Understanding this longer history matters because it shows us that vaccine skepticism isn't simply a product of modern misinformation or internet culture. Instead, Levenson identifies distinct types of arguments that have persisted and evolved since the vaccine era began. The earliest opposition centered on the idea that vaccination violated divine or natural order—a religious and philosophical objection rooted in the belief that human intervention in disease was blasphemous. When the first true smallpox vaccine used material from cowpox, a harmless related disease that conferred immunity, the focus shifted. Skeptics reframed the concern as one of contamination: introducing "cow-stuff" into people seemed to violate nature itself. That uneasiness has never fully disappeared; it simply evolved into modern arguments about aligning oneself with nature instead of medical intervention.
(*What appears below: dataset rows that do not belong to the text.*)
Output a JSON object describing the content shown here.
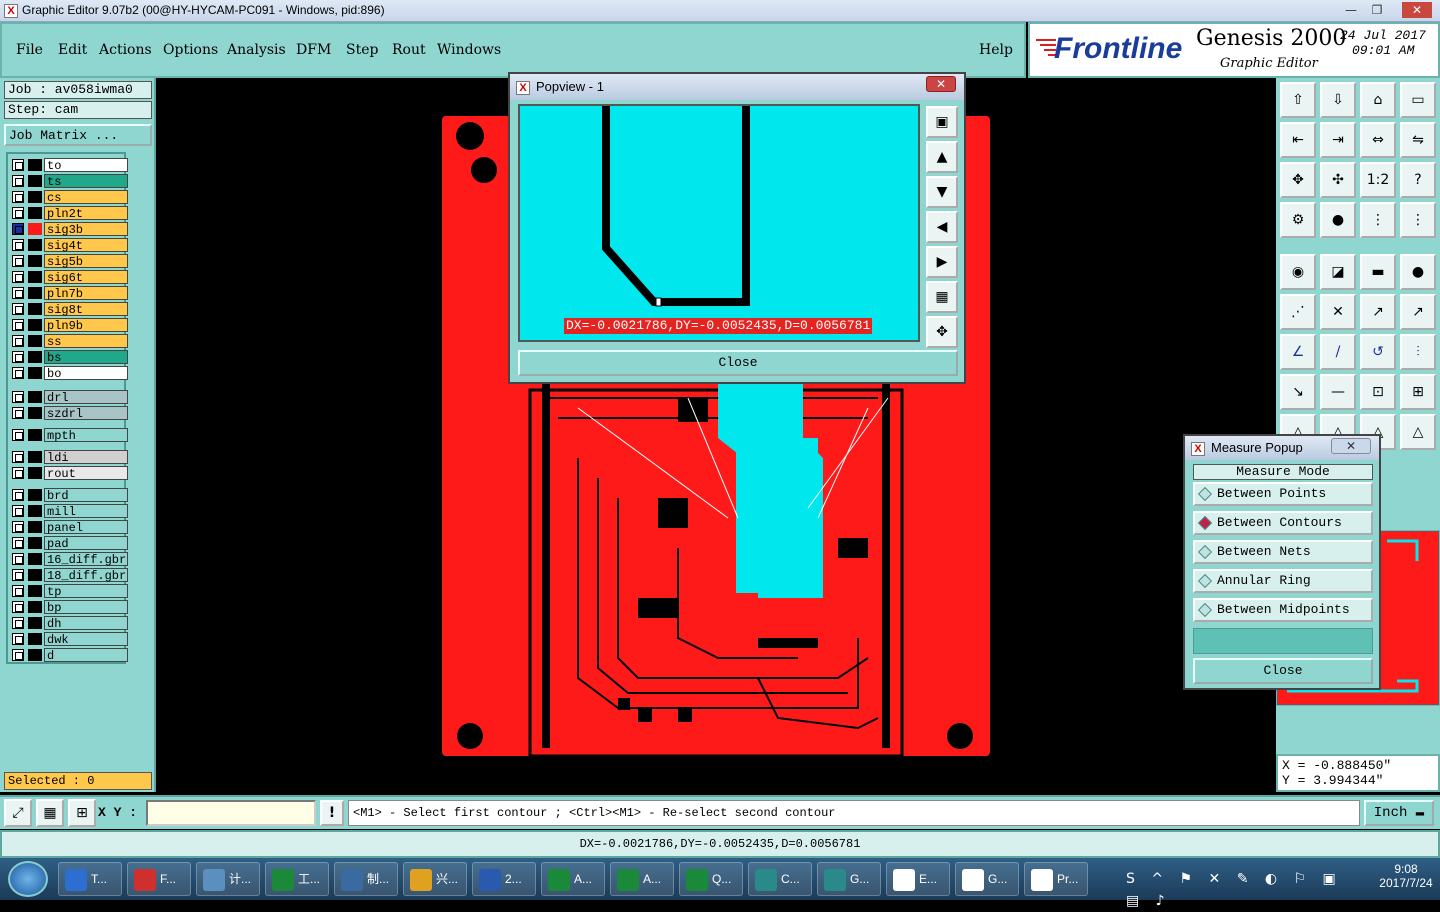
{
  "window": {
    "title": "Graphic Editor 9.07b2 (00@HY-HYCAM-PC091 - Windows, pid:896)",
    "app_icon": "X"
  },
  "menu": {
    "items": [
      "File",
      "Edit",
      "Actions",
      "Options",
      "Analysis",
      "DFM",
      "Step",
      "Rout",
      "Windows"
    ],
    "help": "Help"
  },
  "brand": {
    "logo": "Frontline",
    "product": "Genesis 2000",
    "subtitle": "Graphic Editor",
    "date": "24 Jul 2017",
    "time": "09:01 AM"
  },
  "job": {
    "job_label": "Job : av058iwma0",
    "step_label": "Step: cam",
    "matrix_button": "Job Matrix ..."
  },
  "layers": [
    {
      "name": "to",
      "color": "#ffffff"
    },
    {
      "name": "ts",
      "color": "#1fa88a"
    },
    {
      "name": "cs",
      "color": "#ffc84a"
    },
    {
      "name": "pln2t",
      "color": "#ffc84a"
    },
    {
      "name": "sig3b",
      "color": "#ffc84a",
      "active": true
    },
    {
      "name": "sig4t",
      "color": "#ffc84a"
    },
    {
      "name": "sig5b",
      "color": "#ffc84a"
    },
    {
      "name": "sig6t",
      "color": "#ffc84a"
    },
    {
      "name": "pln7b",
      "color": "#ffc84a"
    },
    {
      "name": "sig8t",
      "color": "#ffc84a"
    },
    {
      "name": "pln9b",
      "color": "#ffc84a"
    },
    {
      "name": "ss",
      "color": "#ffc84a"
    },
    {
      "name": "bs",
      "color": "#1fa88a"
    },
    {
      "name": "bo",
      "color": "#ffffff"
    },
    {
      "name": "drl",
      "color": "#a8c4c6"
    },
    {
      "name": "szdrl",
      "color": "#a8c4c6"
    },
    {
      "name": "mpth",
      "color": "#8fd6d0"
    },
    {
      "name": "ldi",
      "color": "#d0d0d0"
    },
    {
      "name": "rout",
      "color": "#e8e8e8"
    },
    {
      "name": "brd",
      "color": "#8fd6d0"
    },
    {
      "name": "mill",
      "color": "#8fd6d0"
    },
    {
      "name": "panel",
      "color": "#8fd6d0"
    },
    {
      "name": "pad",
      "color": "#8fd6d0"
    },
    {
      "name": "16_diff.gbr",
      "color": "#8fd6d0"
    },
    {
      "name": "18_diff.gbr",
      "color": "#8fd6d0"
    },
    {
      "name": "tp",
      "color": "#8fd6d0"
    },
    {
      "name": "bp",
      "color": "#8fd6d0"
    },
    {
      "name": "dh",
      "color": "#8fd6d0"
    },
    {
      "name": "dwk",
      "color": "#8fd6d0"
    },
    {
      "name": "d",
      "color": "#8fd6d0"
    }
  ],
  "selected": "Selected : 0",
  "popview": {
    "title": "Popview - 1",
    "measure_text": "DX=-0.0021786,DY=-0.0052435,D=0.0056781",
    "close": "Close"
  },
  "measure_popup": {
    "title": "Measure Popup",
    "heading": "Measure Mode",
    "options": [
      "Between Points",
      "Between Contours",
      "Between Nets",
      "Annular Ring",
      "Between Midpoints"
    ],
    "selected": "Between Contours",
    "close": "Close"
  },
  "coords": {
    "x": "X = -0.888450\"",
    "y": "Y = 3.994344\""
  },
  "command": {
    "xy_label": "X Y :",
    "prompt": "<M1> - Select first contour ; <Ctrl><M1> - Re-select second contour",
    "units": "Inch"
  },
  "bottom_status": "DX=-0.0021786,DY=-0.0052435,D=0.0056781",
  "taskbar": {
    "items": [
      "T...",
      "F...",
      "计...",
      "工...",
      "制...",
      "兴...",
      "2...",
      "A...",
      "A...",
      "Q...",
      "C...",
      "G...",
      "E...",
      "G...",
      "Pr..."
    ],
    "time": "9:08",
    "date": "2017/7/24"
  },
  "colors": {
    "board": "#ff1a1a",
    "highlight": "#00e8ee",
    "panel": "#8fd6d0"
  }
}
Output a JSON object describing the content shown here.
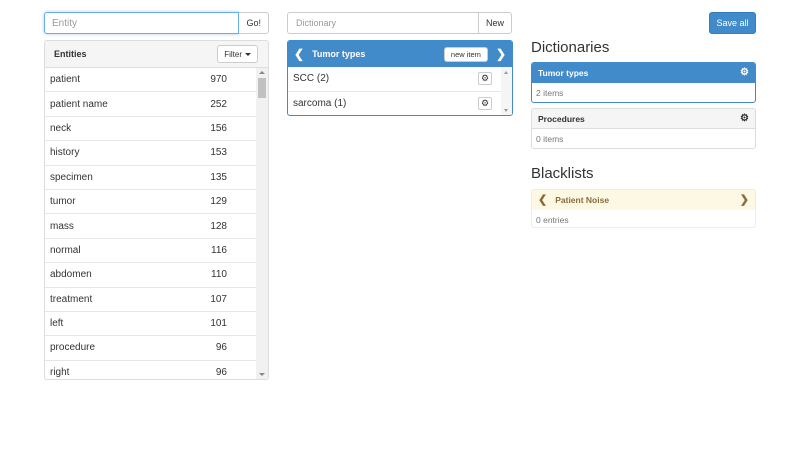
{
  "entity_search": {
    "placeholder": "Entity",
    "go_label": "Go!"
  },
  "entities": {
    "title": "Entities",
    "filter_label": "Filter",
    "rows": [
      {
        "name": "patient",
        "count": "970"
      },
      {
        "name": "patient name",
        "count": "252"
      },
      {
        "name": "neck",
        "count": "156"
      },
      {
        "name": "history",
        "count": "153"
      },
      {
        "name": "specimen",
        "count": "135"
      },
      {
        "name": "tumor",
        "count": "129"
      },
      {
        "name": "mass",
        "count": "128"
      },
      {
        "name": "normal",
        "count": "116"
      },
      {
        "name": "abdomen",
        "count": "110"
      },
      {
        "name": "treatment",
        "count": "107"
      },
      {
        "name": "left",
        "count": "101"
      },
      {
        "name": "procedure",
        "count": "96"
      },
      {
        "name": "right",
        "count": "96"
      }
    ]
  },
  "dictionary_search": {
    "placeholder": "Dictionary",
    "new_label": "New"
  },
  "active_dictionary": {
    "title": "Tumor types",
    "new_item_label": "new item",
    "items": [
      {
        "label": "SCC (2)"
      },
      {
        "label": "sarcoma (1)"
      }
    ]
  },
  "save_all_label": "Save all",
  "dictionaries": {
    "title": "Dictionaries",
    "cards": [
      {
        "name": "Tumor types",
        "count_text": "2 items",
        "active": true
      },
      {
        "name": "Procedures",
        "count_text": "0 items",
        "active": false
      }
    ]
  },
  "blacklists": {
    "title": "Blacklists",
    "cards": [
      {
        "name": "Patient Noise",
        "count_text": "0 entries"
      }
    ]
  },
  "icons": {
    "chevron_left": "chevron-left-icon",
    "chevron_right": "chevron-right-icon",
    "cog": "cog-icon",
    "caret_down": "caret-down-icon"
  },
  "colors": {
    "primary": "#428bca",
    "warning_bg": "#fcf8e3",
    "warning_text": "#8a6d3b"
  }
}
A second major category of opposition, equally persistent, has been the claim that vaccines are actively harmful. This accusation also dates to 1798 and the early days of vaccination. Some early concerns were grounded in real problems—early vaccines sometimes failed to confer lifelong immunity, and in a tragic mistake, some practitioners transmitted syphilis when they confused cowpox infections with syphilis, affecting perhaps 750 people across Europe. But Levenson emphasizes something crucial: when genuine problems emerged, the medical system found ways to address them. A contamination issue with diphtheria antitoxin at the turn of the 20th century led directly to the creation of the Division of Biological Controls, the first U.S. regulatory body for such products. When the polio vaccine was released in 1955, one manufacturer's shoddy production practices sickened thousands—about 100 died and some were paralyzed. The flawed vaccine was identified and pulled from shelves within two weeks. This failure prompted the development of a strengthened FDA vaccine division with real enforcement power. Modern manufacturing now involves extraordinarily tight controls; the most common side effect is a sore arm or feeling under the weather.

Levenson argues that the anti-vaccine movement displays particular rhetorical skill in exploiting a human tendency: we judge risk through anecdotes rather than statistics, and we struggle to weigh risk against benefit. Vaccines carry minuscule risks compared to the diseases they prevent, yet a single story of harm carries more psychological weight than millions of prevented cases. This connects to a paradox Levenson explored in his previous book: vaccines have worked so brilliantly that they've created a false sense of security. Life expectancy at the turn of the 20th century was just 47 years in the U.S., driven partly by infectious diseases that vaccines have since nearly eliminated. Because we no longer see the devastation these diseases once caused, it becomes easier to take vaccines for granted—and easier to argue against them. The greatest success of public health has inadvertently created space for its own skepticism.